When I heard about the legislation proposal my father asked me about my opinion, and I haven't changed it since: Any legal modification is going to take at least 6 months to be aproved or dismissed, and the bons figure sounded to me awfully similar to the López Portillo "Petrobonos": An endless money pit.

Whew, I have just scratched the surface, and it all is making me dizzy. :(

05-01-08, 05:19 PM
Luke calm down!

Yes, i have seen a number of experts come on TV etc to tell me things i know to be Bollocks!

Its an attempt to "Talk down" oil prices..........but it can only work for a while. When we were in school in the 70's, don't you remember all those "Disater is just a round the block" TV programs?

Note the LACK of ANY that say we are almost out of fuel, Peek oil has had VERY little coverage..........unlike Global warming" which is a BLAG!

A BLAG to get you to use less oil without faceing the fact that oil IS running down!!!!

05-01-08, 08:11 PM
watch kuwait's export data carefully... ahem ahem

Starving Steve
05-05-08, 01:38 PM
A tube of toothpaste has only so much toothpaste to give, no matter how much effort you work into squeezing the tube. And that is where we are now.

Yes, there is some oil in the world to be squeezed out, but the amounts are getting smaller and more expensive to tap.

So as the world came to a stop in the U.S. in the past few hours--- the roads are still completely empty--- the eco-frauds are now talking on the radio ( in San Francisco ) about having the State of California help to pay for the costs of putting solar panels on everyone's roof. The line of pothead thinking goes like this: your electric meter will run backward, and the State will help you build the system at taxpayer expense.

No problem that the State is now $16billion in debt under the Republicans thanks to their prison spending and tax cutting adventures, the solar panel subsidies will be next.

And still we have no plans to build atomic power plants. Still no plans to build oil refineries. Still no plans to convert OUT of corn ethanol and INTO sugar-beet ethanol. Still no plans to drill the oil known to exist off the coast of southern California. Still no plans to tap Anwar. Still no plans for synthetic oil made from coal. Still no plans to outlaw the production and sale of Hummers in America. Still no fuel efficiency standards mandated by government.

Still no planning, no vision, no direction, no investment, no saving, and no future--- at least not with any help from government. What a nightmare these Republicans have been!

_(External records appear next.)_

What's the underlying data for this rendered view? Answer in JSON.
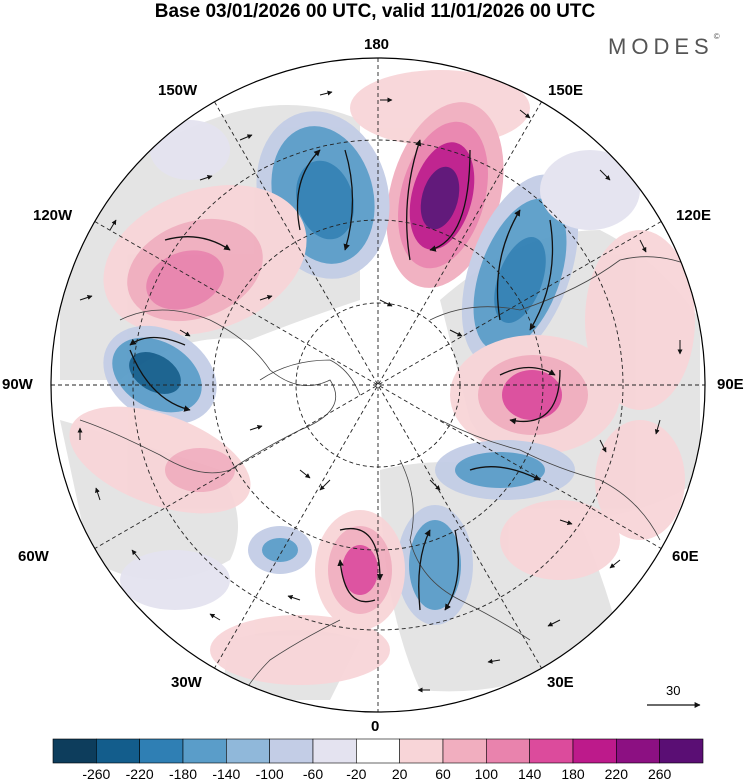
{
  "title": "Base 03/01/2026 00 UTC, valid 11/01/2026 00 UTC",
  "brand": "MODES",
  "brand_mark": "©",
  "longitudes": {
    "lon180": "180",
    "lon150w": "150W",
    "lon150e": "150E",
    "lon120w": "120W",
    "lon120e": "120E",
    "lon90w": "90W",
    "lon90e": "90E",
    "lon60w": "60W",
    "lon60e": "60E",
    "lon30w": "30W",
    "lon30e": "30E",
    "lon0": "0"
  },
  "vector_scale": "30",
  "colorbar": {
    "ticks": [
      "-260",
      "-220",
      "-180",
      "-140",
      "-100",
      "-60",
      "-20",
      "20",
      "60",
      "100",
      "140",
      "180",
      "220",
      "260"
    ],
    "colors": [
      "#0d3d5c",
      "#135d8c",
      "#2f7fb4",
      "#5a9dc9",
      "#90b8da",
      "#c3cde6",
      "#e4e3f0",
      "#ffffff",
      "#f8d5d8",
      "#f1aebf",
      "#e983ad",
      "#dc4b9c",
      "#bd1a8b",
      "#8c1082",
      "#5a0e74"
    ]
  },
  "colors": {
    "land_shading": "#e4e4e4",
    "coastline": "#444444",
    "grid": "#222222"
  }
}
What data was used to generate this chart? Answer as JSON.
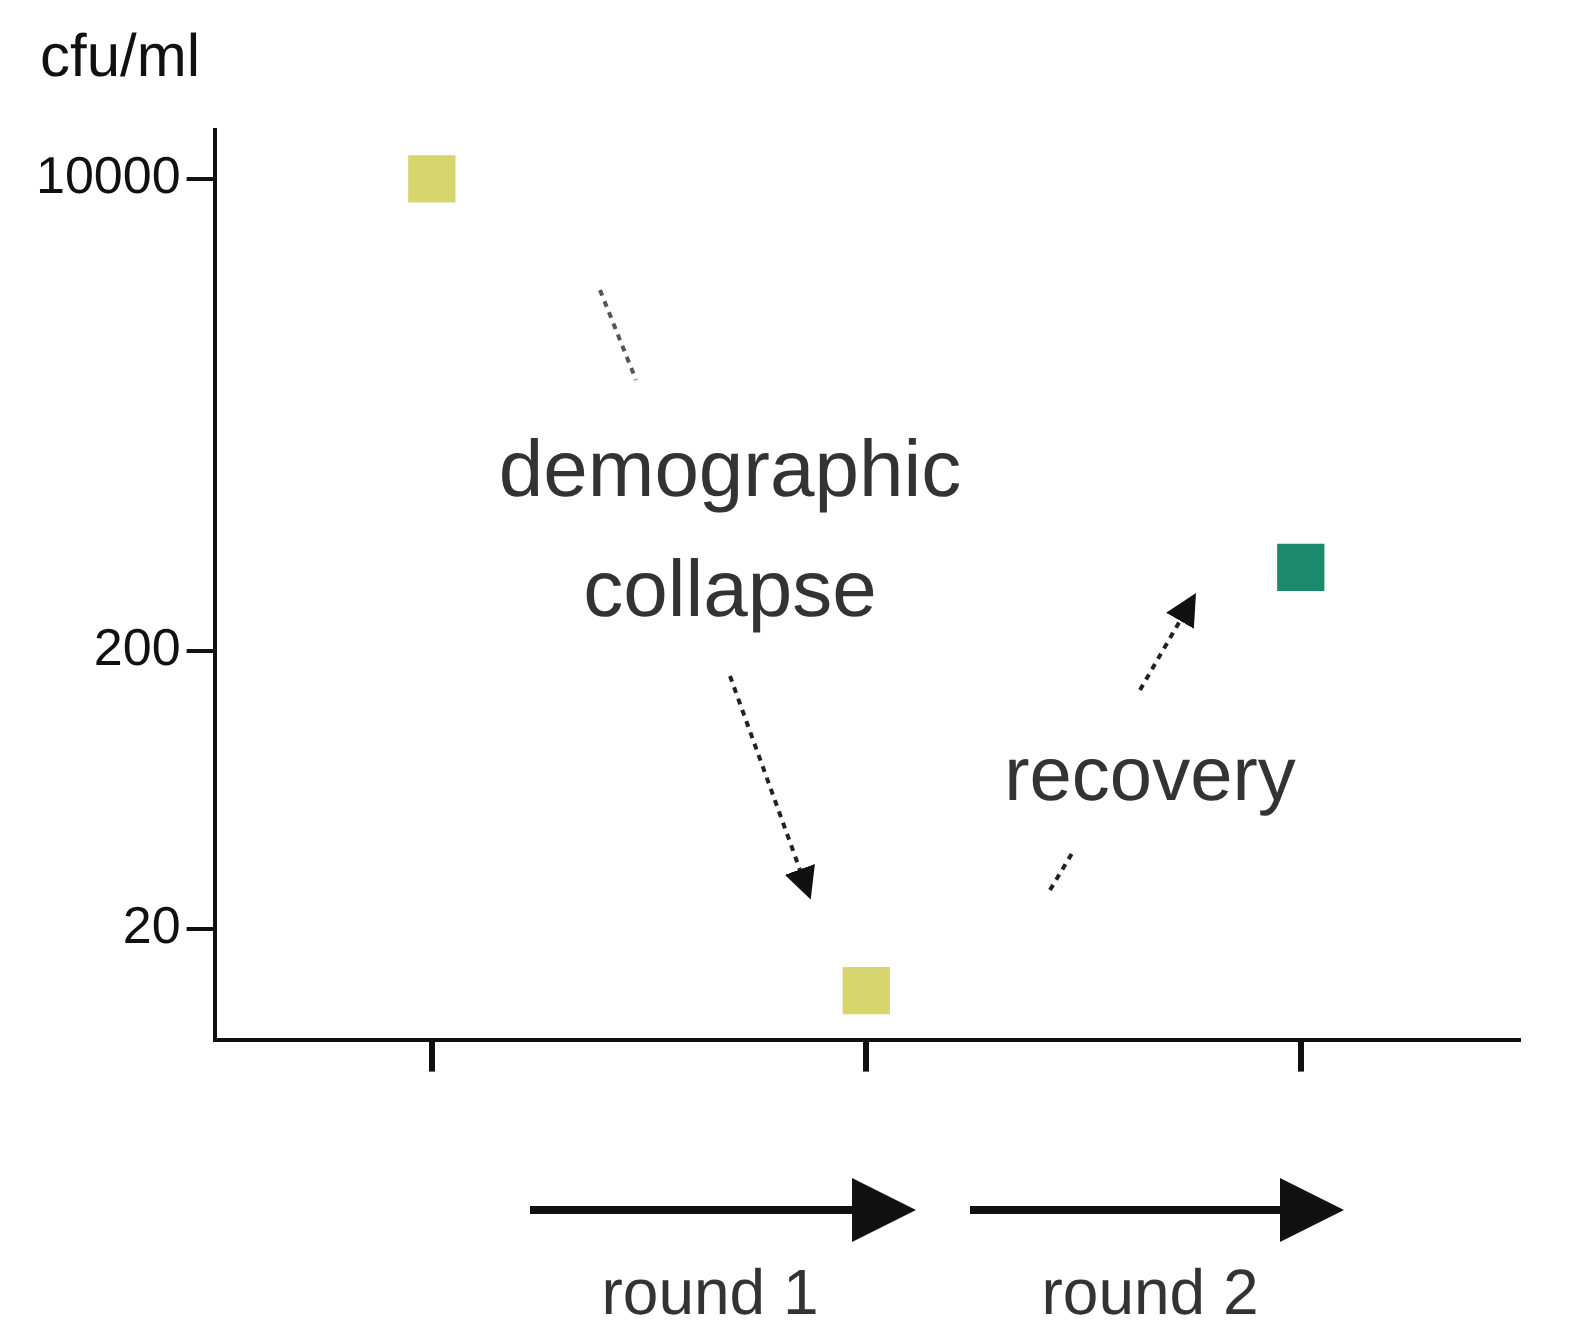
{
  "chart_data": {
    "type": "scatter",
    "ylabel": "cfu/ml",
    "categories": [
      null,
      null,
      null
    ],
    "series": [
      {
        "colors": [
          "#d6d56e",
          "#d6d56e",
          "#1b8a6c"
        ],
        "values": [
          10000,
          12,
          400
        ]
      }
    ],
    "marker": "square",
    "log": "y",
    "ylim": [
      8,
      15000
    ],
    "yticks": [
      20,
      200,
      10000
    ],
    "grid": false,
    "legend": false,
    "annotations": [
      "demographic collapse",
      "recovery",
      "round 1",
      "round 2"
    ]
  }
}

As the dribble about solar-electric from the eco-frauds continues on the radio even as I type this, the Federal Reserve keeps printing. And Sir Alan Greenspan proclaims to-day that this hyper-inflationary disaster is just, "a pale recession".

$120 oil, $4 gas, a rice shortage, looming food shortages, empty roads, a complete stop to everything, and Greenspan proclaims, "a pale recession"! He proclaimed to Wall Street this morning that this is just a pale recession...... Am I reading this right: "a pale recession"?